Ivanka is not an original thinker; this is not news. So it comes as little surprise that she is not a gifted — or even passably average for her genre — writer, either. In her NPR review, Annalisa Quinn aptly likens reading the book to “eating scented cotton balls,” and I would thank the American culture to immediately stop placing any automatic, unqualified premium value on prestigious prep school and Ivy League educations, as every podunk public school graduate I know has a better grasp of Toni Morrison and Charlotte Perkins Gilman than Ivanka Trump does, despite her expensive degrees.
A more fitting label for this perfect-bound Pinterest board would be “Women Who Work for Me, Ivanka Trump,” as they appear to be the only relevant audience. The focus is mainly on what has worked for her in her career, which is as idiosyncratic as her personal life has been, and what kinds of people she is drawn to when she builds a team. So if you work for Ivanka Trump but still don’t understand her alien ways, or some day want to sell some harmless clutches to whichever mid-range department store will still do business with you, this book is likely quite useful. Spout back all of the platitudes about building a “one-life corporate culture,” show up with “DREAM and DO” doodled on your file folder, and you’re in.
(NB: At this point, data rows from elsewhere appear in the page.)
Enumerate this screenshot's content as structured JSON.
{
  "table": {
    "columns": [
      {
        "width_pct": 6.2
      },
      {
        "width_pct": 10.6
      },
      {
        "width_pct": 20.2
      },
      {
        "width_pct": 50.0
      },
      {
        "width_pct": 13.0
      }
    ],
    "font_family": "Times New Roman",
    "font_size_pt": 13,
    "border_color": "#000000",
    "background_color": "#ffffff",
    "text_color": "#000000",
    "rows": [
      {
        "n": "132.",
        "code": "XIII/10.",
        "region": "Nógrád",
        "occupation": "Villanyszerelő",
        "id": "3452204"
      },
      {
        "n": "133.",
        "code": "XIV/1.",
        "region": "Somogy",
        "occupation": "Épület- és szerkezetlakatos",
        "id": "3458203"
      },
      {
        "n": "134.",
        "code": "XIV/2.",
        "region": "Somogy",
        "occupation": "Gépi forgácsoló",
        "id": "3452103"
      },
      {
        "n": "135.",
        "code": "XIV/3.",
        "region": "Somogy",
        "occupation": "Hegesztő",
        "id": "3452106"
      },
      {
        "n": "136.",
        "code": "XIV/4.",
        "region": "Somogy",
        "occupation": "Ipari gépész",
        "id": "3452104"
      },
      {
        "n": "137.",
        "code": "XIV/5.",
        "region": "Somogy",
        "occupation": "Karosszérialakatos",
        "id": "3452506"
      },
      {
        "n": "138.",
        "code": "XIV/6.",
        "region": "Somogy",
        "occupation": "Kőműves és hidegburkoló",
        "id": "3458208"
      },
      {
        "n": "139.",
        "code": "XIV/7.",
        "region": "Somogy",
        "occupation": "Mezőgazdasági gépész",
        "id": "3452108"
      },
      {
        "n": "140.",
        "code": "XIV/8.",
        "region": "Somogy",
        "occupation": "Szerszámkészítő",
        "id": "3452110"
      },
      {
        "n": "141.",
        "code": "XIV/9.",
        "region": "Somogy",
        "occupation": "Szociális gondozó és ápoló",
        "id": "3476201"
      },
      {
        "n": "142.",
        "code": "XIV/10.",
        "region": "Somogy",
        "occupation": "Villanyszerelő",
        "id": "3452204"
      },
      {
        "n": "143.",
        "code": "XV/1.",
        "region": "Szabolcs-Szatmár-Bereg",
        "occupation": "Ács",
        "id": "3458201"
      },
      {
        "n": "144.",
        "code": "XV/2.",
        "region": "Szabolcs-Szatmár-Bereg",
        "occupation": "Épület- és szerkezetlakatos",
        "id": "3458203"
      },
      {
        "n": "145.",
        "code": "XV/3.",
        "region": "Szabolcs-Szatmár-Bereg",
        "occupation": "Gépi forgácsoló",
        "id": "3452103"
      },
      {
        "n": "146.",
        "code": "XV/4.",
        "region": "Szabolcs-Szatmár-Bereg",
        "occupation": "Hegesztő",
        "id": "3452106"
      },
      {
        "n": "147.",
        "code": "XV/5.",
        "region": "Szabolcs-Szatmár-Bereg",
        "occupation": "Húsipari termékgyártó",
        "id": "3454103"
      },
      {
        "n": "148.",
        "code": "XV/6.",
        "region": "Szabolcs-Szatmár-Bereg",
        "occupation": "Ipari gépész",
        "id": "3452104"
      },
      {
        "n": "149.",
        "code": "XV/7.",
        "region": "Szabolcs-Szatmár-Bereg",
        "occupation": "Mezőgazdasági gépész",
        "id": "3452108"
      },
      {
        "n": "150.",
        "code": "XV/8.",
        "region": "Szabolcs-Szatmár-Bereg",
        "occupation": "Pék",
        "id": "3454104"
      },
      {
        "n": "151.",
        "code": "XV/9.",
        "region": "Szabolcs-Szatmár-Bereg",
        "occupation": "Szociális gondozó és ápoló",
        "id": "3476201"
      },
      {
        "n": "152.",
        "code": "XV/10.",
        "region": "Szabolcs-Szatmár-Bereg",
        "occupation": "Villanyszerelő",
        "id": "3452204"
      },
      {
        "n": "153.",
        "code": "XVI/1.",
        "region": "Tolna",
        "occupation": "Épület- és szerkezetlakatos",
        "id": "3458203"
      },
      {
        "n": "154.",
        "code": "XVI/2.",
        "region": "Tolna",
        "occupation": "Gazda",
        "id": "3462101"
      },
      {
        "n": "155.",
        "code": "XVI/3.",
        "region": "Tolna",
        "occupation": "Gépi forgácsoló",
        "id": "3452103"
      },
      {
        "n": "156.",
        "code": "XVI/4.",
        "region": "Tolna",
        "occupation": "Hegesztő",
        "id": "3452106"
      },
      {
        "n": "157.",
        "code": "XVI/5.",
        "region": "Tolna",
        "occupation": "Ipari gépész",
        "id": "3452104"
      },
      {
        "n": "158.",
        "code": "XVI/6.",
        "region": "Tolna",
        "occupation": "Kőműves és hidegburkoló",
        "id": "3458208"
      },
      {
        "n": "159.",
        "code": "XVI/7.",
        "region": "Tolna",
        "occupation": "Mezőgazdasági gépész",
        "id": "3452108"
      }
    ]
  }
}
But for all of her nonsense about the “quiet, deliberate, and essential” so-called “workplace revolution” she claims to be launching, Ivanka is not up-ending what she calls “the old-fashioned ‘work warrior’ mentality” that demands long hours at the office as the only proof that employees are sufficiently dedicated to making money for their corporate overlords. What she’s advocating — Millennial Pinkified, self-actualized personal contentment wrapped around a tireless pitbull level of commitment to achieving corporate goals — is even more sinister. In her world, #WomenWhoWork and depart the office at 6 p.m. are still “leaving early” — the so-called Trump administration advocate for working parents obviously has no idea what time many daycares close — and they’re also expected to be back on at night and on the weekends, grinding away after they fulfill their Ivanka-modeled 20 scheduled minutes of quality time with their children or partners at home.
Ivanka’s obliviousness at her own privilege, despite lip service to acknowledging her many blessings, continues to dazzle. She holds up her Shabbat time with her family — sundown Friday to sundown Saturday — as an example of aspirational restorative time, and no doubt it is. Show me a couple that works the kinds of hours Ivanka and Jared do — even those without kids — that doesn’t have to use some of their non-working hours to run necessary errands or tidy up or get caught up on something other than leisure time, and I’ll show you a family wealthy enough to pay a full-time domestic staff to handle everything for them that isn’t personal exercise, family fun time and mandatory biweekly date nights. (Bullet journal note to self: An app to disrupt mandatory biweekly date nights? Siri but for sex?)
In Ivanka’s world, you can either “[turn] on ‘Real Housewives’ and [sit] in front of the TV eating a giant bowl of pasta with a glass of wine” — counterproductive! — or “meditate, soak in the tub, exercise, or take a long walk” at the end of a day to unwind. There’s a third option, too: “I simply turn off my devices, go into my kids’ room, and just watch them sleep.” Only a person who has never wondered if she could get her clean laundry put away before it cycled through to dirty again could offer only these options with a straight face.
Despite her heavy focus on working mothers in this book (though she is careful to always include those who are not parents yet and those who have chosen not to be, because you never leave a potential customer out!), it’s not until page 154 that the words “my nanny” appear, despite the many passages devoted to balancing motherhood with a demanding job. I don’t believe I saw it again until the acknowledgments, in which she thanks not only the nannies, Bridget and Dorothy, who helped raise her and her brothers as her own mother Ivana worked, but also “Liza and Xixi, who are helping me raise my own children, thank you for being a part of our extended family and enabling me to do what I do.” Employing two nannies has to be a cornerstone of the Ivanka Method; burying the full acknowledgment of that literally in the acknowledgments section is beyond disingenuous.